Because circumfix is implemented as a part of term instead of as an operator, there is no need to worry about precedence or associativity. On the other hand, you do need to worry about the difference between circumfix () and postcircumfix ().

infix

token infix:sym<*>   { <sym> <O('%multiplicative')> }

token infix:sym<**>  { <sym> <O('%exponent')> }

token infix:sym<? :> { '?' <EXPR('i=')> ':' <O('%ternary')> }

This is the classic operator format. Many of the all-time greats were infix binary ops: plus(+), minus(-), even bitwise exclusive or(^) was an infix binary operator.

And yes, ternary is implemented as an infix binary with a lot of special processing inside.

postcircumfix

token postcircumfix:sym<[ ]> { '[' ~ ']' $index=<EXPR><O('%array_index')> }

token postcircumfix:sym<( )> { '(' ~ ')' <arglist> <O('%function_call')> }

Note in particular that many programming languages have slightly different parsing rules inside postcircumfix expressions. For example, C-like languages have to set a precedence threshold when parsing function calls, because the comma expression operator is not allowed - comma is an argument separator in postcircumfix-(). Similar logic may apply for named parameters and for separating multiple indices of a complex array - a[i, j].

postfix & prefix

token postfix:sym<?>  { <sym> <O('%smart_nullification')> }

token prefix:sym<+>   { <sym> <O('%unary_plus')> }
token prefix:sym<->   { <sym> <O('%unary_plus')> }

When defining pre- and postfix operators, be aware of the possibility that you may conflict with a binary operator of the same name. In that case, language specifications generally give precedence to the unary form.

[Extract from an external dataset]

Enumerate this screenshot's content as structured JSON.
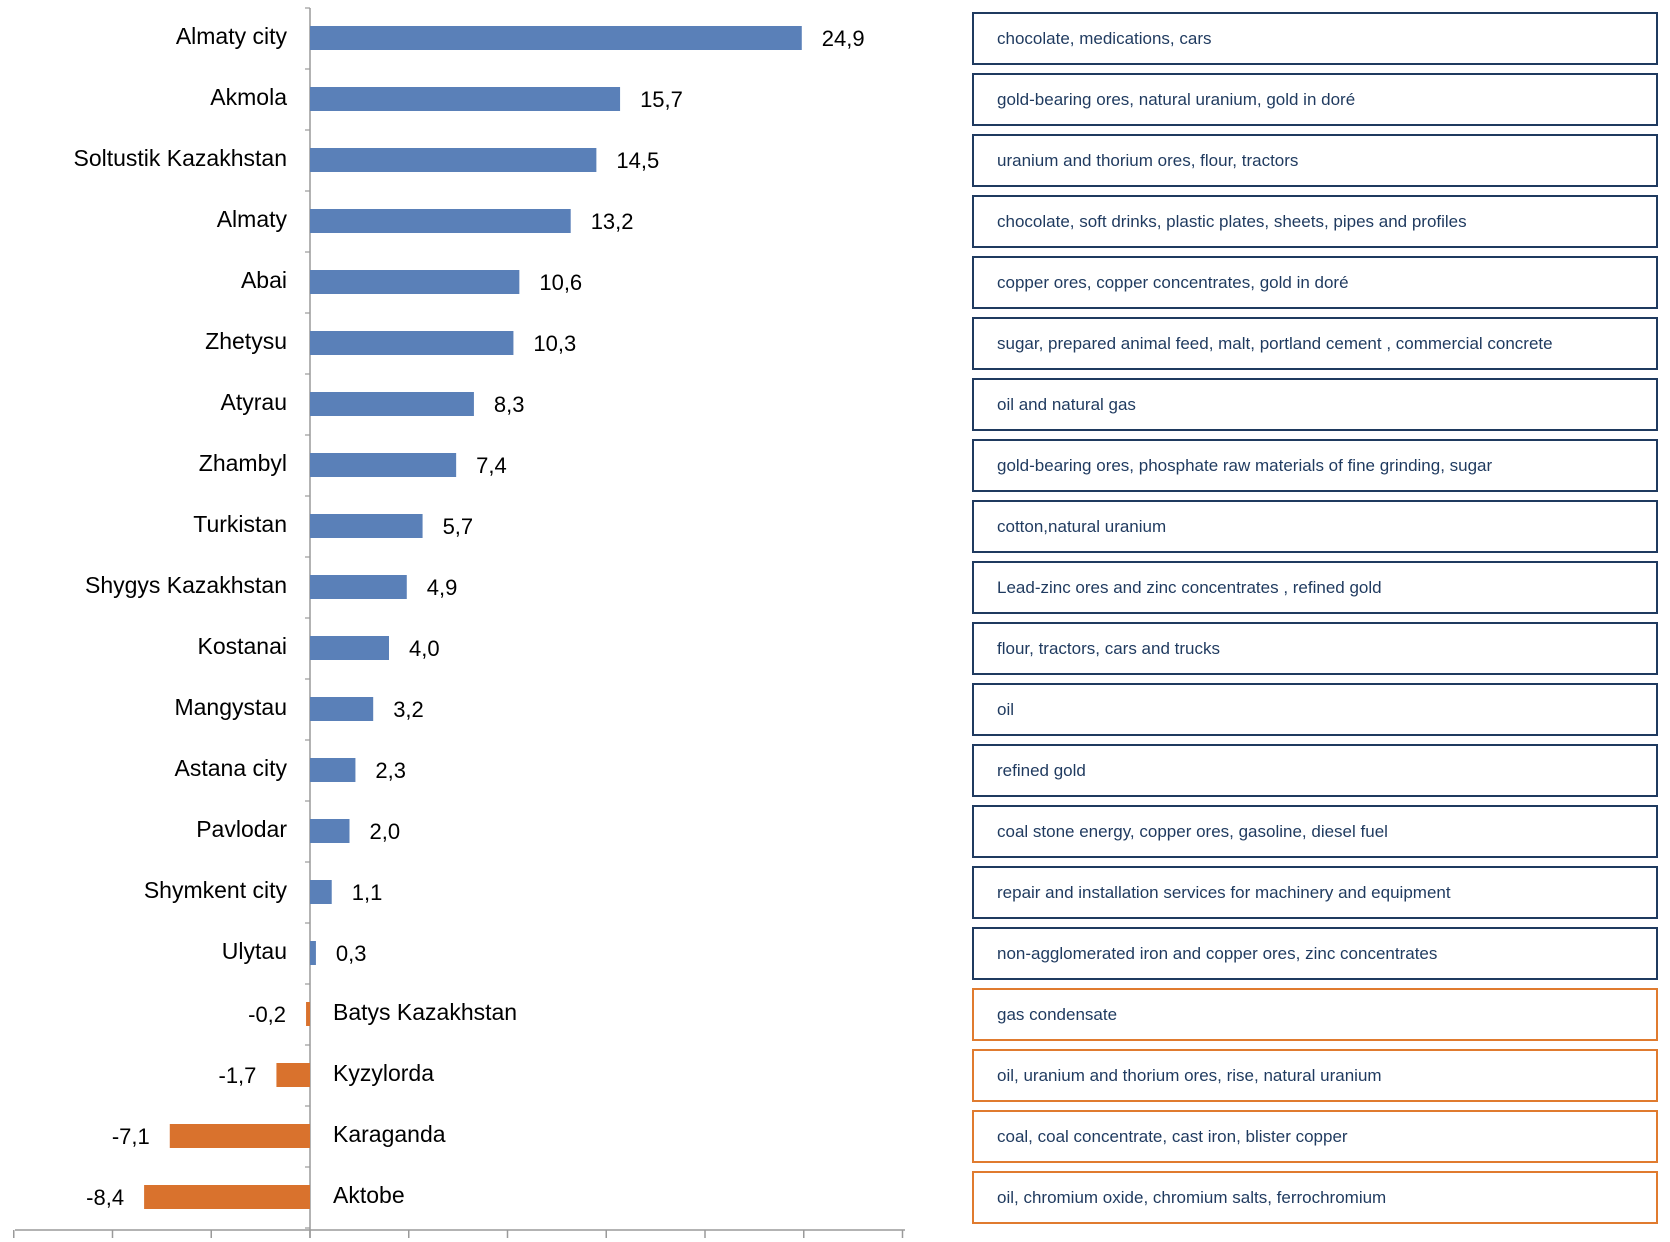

IMPORTANT: While you can re-use the %-tags for different operators, do not try to re-use the %-tags at different levels. They will take on only one value, and leave you trying to debug the internals of the expression parser. One you assign a %-tag in your INIT-block, you should never try to re-defined it.

On the other hand, multiple operators can reference the same %-tag. It's not used to specify behavior, it's used to specify attributes.

term

token term:sym<identifier> { <identifier> }

Terms are the 'atomic' parts of an expression. They may be more like the 'subatomic' parts, if you weren't expecting to see things like postcircumfix-(). But whether they are quarks or atoms, they're definitely the place where the expression parser either stops, or recurses on itself.

One thing to watch out for is that your terms should pretty much always reference another rule, instead of doing any matching themselves. This is because for rules like literals and identifiers, you are very likely to need to recognize the same thing in a different, non-expression context. (Many languages have a special syntax for parameter or variable declarations that is definitely not an expression.) So put that knowledge in a separate rule, and call it from within term.